The furthest I’ve ever run is ten miles, twice; something that I believe deserves an extreme congratulations or I dunno, some kind of national medal or something. But alas, that’s baby stuff compared to what the Tarahumara Indians of the Mexican Copper Canyons accomplish in their regular 100+ mile runs through impenetrable and undeveloped terrain. How is that possible, you say. Well, in Born To Run, Christopher McDougall sets out on a quest to discover just that. 

I swear you don’t need to be a runner to fall deeply entranced with this wild story.

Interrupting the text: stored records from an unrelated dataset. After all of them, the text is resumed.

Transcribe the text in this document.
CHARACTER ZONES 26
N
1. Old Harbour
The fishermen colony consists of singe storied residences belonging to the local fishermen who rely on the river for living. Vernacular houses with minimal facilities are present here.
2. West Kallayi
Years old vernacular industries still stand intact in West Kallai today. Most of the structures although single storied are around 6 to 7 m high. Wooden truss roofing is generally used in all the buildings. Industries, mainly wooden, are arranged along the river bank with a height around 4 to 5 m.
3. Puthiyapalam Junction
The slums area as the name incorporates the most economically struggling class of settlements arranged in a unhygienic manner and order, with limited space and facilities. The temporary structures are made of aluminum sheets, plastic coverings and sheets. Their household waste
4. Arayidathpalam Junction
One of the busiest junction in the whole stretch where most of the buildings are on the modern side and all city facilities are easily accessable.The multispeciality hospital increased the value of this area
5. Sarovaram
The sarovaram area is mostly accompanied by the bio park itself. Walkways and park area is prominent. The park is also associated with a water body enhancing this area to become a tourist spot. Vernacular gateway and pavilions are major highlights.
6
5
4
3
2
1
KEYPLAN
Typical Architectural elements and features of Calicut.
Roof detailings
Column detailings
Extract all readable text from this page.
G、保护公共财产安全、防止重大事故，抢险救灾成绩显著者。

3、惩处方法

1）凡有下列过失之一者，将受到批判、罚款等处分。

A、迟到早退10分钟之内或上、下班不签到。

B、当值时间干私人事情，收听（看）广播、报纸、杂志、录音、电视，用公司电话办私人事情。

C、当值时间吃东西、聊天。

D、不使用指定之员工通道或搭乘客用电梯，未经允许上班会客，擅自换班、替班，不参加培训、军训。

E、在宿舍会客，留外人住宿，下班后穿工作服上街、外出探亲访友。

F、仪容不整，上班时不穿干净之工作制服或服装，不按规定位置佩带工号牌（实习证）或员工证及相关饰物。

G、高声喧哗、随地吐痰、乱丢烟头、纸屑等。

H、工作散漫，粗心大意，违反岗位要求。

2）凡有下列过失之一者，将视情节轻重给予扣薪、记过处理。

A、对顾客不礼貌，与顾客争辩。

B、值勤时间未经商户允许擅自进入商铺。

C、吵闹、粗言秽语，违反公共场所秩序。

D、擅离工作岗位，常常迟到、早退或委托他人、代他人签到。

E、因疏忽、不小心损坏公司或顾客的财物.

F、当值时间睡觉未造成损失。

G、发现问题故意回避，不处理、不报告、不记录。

4. Wild - Cheryl Strayed, 2012
I hold an extreme affinity for ‘journey’ books. Of the bunch, Wild, is my absolute favorite. It is an autobiographical story of Cheryl Strayed’s trek along the Pacific Coast Trail and through the pain and tragedies of her life. 

Wild sits atop an imaginary pedestal in my brain because of Strayed’s extreme honesty and ability to bare her soul in such an authentic way while telling a damn good, intriguing story along the way.

3. Mutant Message Down Under - Marlo Morgan, 1991

Google Books Photo Cred
Imagine, as a modern-day Westerner, going into the Australian bush to interview a group of Aborigines and then never leaving. Sounds like fiction, right? Well, it’s actually just the beginning of Marlo Morgan’s unplanned journey through the outback with a group of highly evolved individuals on the brink of extinction who desperately want to spread the message that humans are destroying our planet.

For anyone questioning our consumer- and profit-driven society, this is a read for you. The history of the Aboriginal people has been complicated and overwrought with racism and tragedy. Morgan does an excellent job at painting the real picture of the Aboriginal spirit and vision.

2. Unbroken - Laura Hillenbrand, 2010

In Unbroken, Laura Hillenbrand tells the utterly unbelievable life story of Louis Zamperini, a 1936 Olympic long-distance runner who later was taken as a prisoner of war in the Pacific during World War II. (Spoilers have been painstakingly removed from this one-sentence synopsis. You’re welcome.)

I have to admit that I am slightly shocked when I hear people say they have not read this book yet. Mostly, it’s jealousy, as I wish I knew nothing of this story and could re-experience it anew. Hillenbrand brings impeccable pacing to an intimidatingly large scope of information with in-depth and intimate details that immediately draw you into Louis’ inner and outer existence.

Angelina Jolie recently turned Zamperini’s life story into a movie. Although decent, it pales in comparison to Hillenbrand’s book and does not give nearly enough justice to a man whose journey was larger than life. She tried to squeeze too much into one film and therefore glazed over the real guts of his story. So, if you really want to know who Louis Zamperini was, read the book. It will not disappoint. 

1. What Is the What - Dave Eggers, 2006

This incredible story focuses on the life of Valentino Achak Deng, one of the “Lost Boys of Sudan”. The name stands as a label for the group of young males, totaling 20,000+, who were displaced during the Second Sudanese Civil War, which spanned from 1983 - 2005. Many of the boys, now grown men, were relocated to the US and still live here today. 

It’s an eye-opening read of the perilous struggle of life in a war-torn African country told through a young male’s coming of age perspective. Eggers never fails to breathe compassion and honesty into his retellings. Of his many incredible books, What Is the What may be the best.

If you need a read that will at once enlighten, enrage, and impassion you, look no further than What is the What.